Is a robot ready to steal your job?
Are our jobs safe despite the rise of AI, or will supercomputer-equipped robots eventually render human labour obsolete? EDGAR investigates…Peter Iantorno March 8, 2015
“With artificial intelligence, we are summoning the demon… We need to be super careful with AI. Potentially more dangerous than nukes.”
These might sound like the words of some crazy anti-technology campaigner who believes that evil robot overlords are on the rise and will soon take over the world, but it may surprise you to know that they are, in fact, the words of Elon Musk, the billionaire CEO of Tesla - a company which has invested millions into AI in the form of a self-driving car. And Musk isn't the only big name to warn of the risks of AI.
For another notable worrier, look no further than the biggest of big names in the technology sector: the richest man in the world, Bill Gates. In an online question and answers session earlier this year, Gates said: "I am in the camp that is concerned about super intelligence. First the machines will do a lot of jobs for us and not be super intelligent. That should be positive if we manage it well. A few decades after that though the intelligence is strong enough to be a concern. I agree with Elon Musk and some others on this and don't understand why some people are not concerned."
Strong words from two people so successful and well-respected in the tech world, but does everyone agree with them? A 2014 study by the US-based PEW Research Center asked industry experts the question: "Will networked, automated, artificial intelligence applications and robotic devices have displaced more jobs than they have created by 2025?" The experts were split, with 48 per cent saying "yes" and 52 per cent thinking that technology will create more jobs than it displaces. And without wanting to dismiss the opinions of two of the foremost minds in modern technology, you have to say that history is firmly on the side of the 52 per cent.
Ever since the Luddites objected to the use of mass-production machinery in the Industrial Revolution in England in the early 1800s, advancement of technology has created more jobs than it has displaced. Although in Gates and Musk's defence, it must be said that AI is a rather different proposition to the sewing machine the Luddites were so fearful of... The main difference between then and now is the sheer speed of development of artificial intelligence.
A good indicator of exactly how fast computers are growing is Moore's Law, which is named after Gorden E. Moore, the co-founder of Intel, and states that computer power approximately doubles every two years. Since the term was coined in 1965, the exponential growth has followed this pattern almost exactly, and current calculations estimate that, if anything, the rate is only going to speed up.
For example, in years gone by, a CPU as powerful as the one in your iPhone would cost many millions of dollars, and take up the size of an entire building. Now you can buy it for a few hundred and hold it in the palm of your hand. If the current rate of development is maintained, we're on course to achieve an affordable computer that rivals the power of the human brain by 2025. Deep Blue, the giant supercomputer that beat chess champion Garry Kasparov in 1997, is nowhere near as powerful as an iPhone.

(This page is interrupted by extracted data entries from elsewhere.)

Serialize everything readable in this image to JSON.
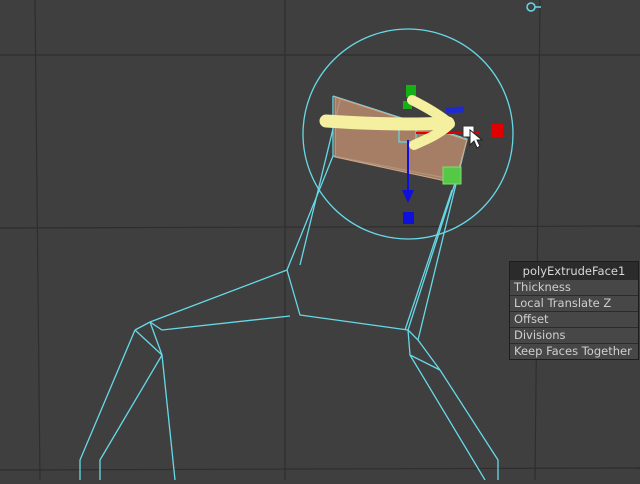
{
  "viewport": {
    "name": "perspective-viewport",
    "background": "#3f3f3f",
    "grid_color": "#2e2e2e",
    "wire_color": "#66d9e8",
    "manip_colors": {
      "x": "#e00000",
      "y": "#14b014",
      "z": "#1010dd"
    }
  },
  "hud": {
    "title": "polyExtrudeFace1",
    "attributes": [
      "Thickness",
      "Local Translate Z",
      "Offset",
      "Divisions",
      "Keep Faces Together"
    ]
  },
  "annotation": {
    "shape": "arrow-right",
    "color": "#f5f0a0"
  }
}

But what does this all actually mean in terms of real-life, day-to-day applications - specifically those that could cost us our jobs? Well, If you're a taxi driver, yours could be one of the first to go, because after Google's 2012 unveiling of its autonomous car and the subsequent stream of other major car companies following suit, self-driving cars are very much on the cusp of becoming commercially viable.
But before we sit back smugly and declare that at least a computer could never do our job, it turns out that even us journalists aren't safe. That's right, there are currently algorithms that can (and do) write articles on real estate, business and finance at a quality that's almost indistinguishable from those written by a human. Just last week Associated Press announced that it would be using automated technology to provide thousands of articles about U.S. college sports.
In fact, the company AP use, Automated Insights, generates millions of personalised articles for users of the online game Fantasy Football already. Every week, the system uses real-life data to generate a personalised game summary newsletter for each user, which is tailored especially according to the players he has picked."We sort of flip the traditional content creation model on its head," CEO of the company Robbie Allen (above) told Wired.com. "Instead of one story with a million page views, we'll have a million stories with one page view each." In the future this could be taken even further, with everyone having their own personal robo-journalist, generating individual stories and articles tailored especially for them.
Aside from the ethical questions and the debate around their potential to steal jobs, one criticism often levelled at robots is that they lack the human touch. After all, could a robot reproduce the kind of thoughtful care and attention needed to, say, send a handwritten letter to someone? Well, yes as it happens, there's now a machine (Bond, video below) that can produce letters in your own handwriting.
All this points to an incredibly efficient yet depressingly sterile future, where the only human interaction we get is artificially created, and super-intelligent computers have developed to a stage where they are simply better at almost every job than humans are. It may be in the next 15 years or it may be in the next 150, but it seems certain now that sooner or later super-intelligent AI will arrive, and in all likelihood, it will be the last invention we ever make.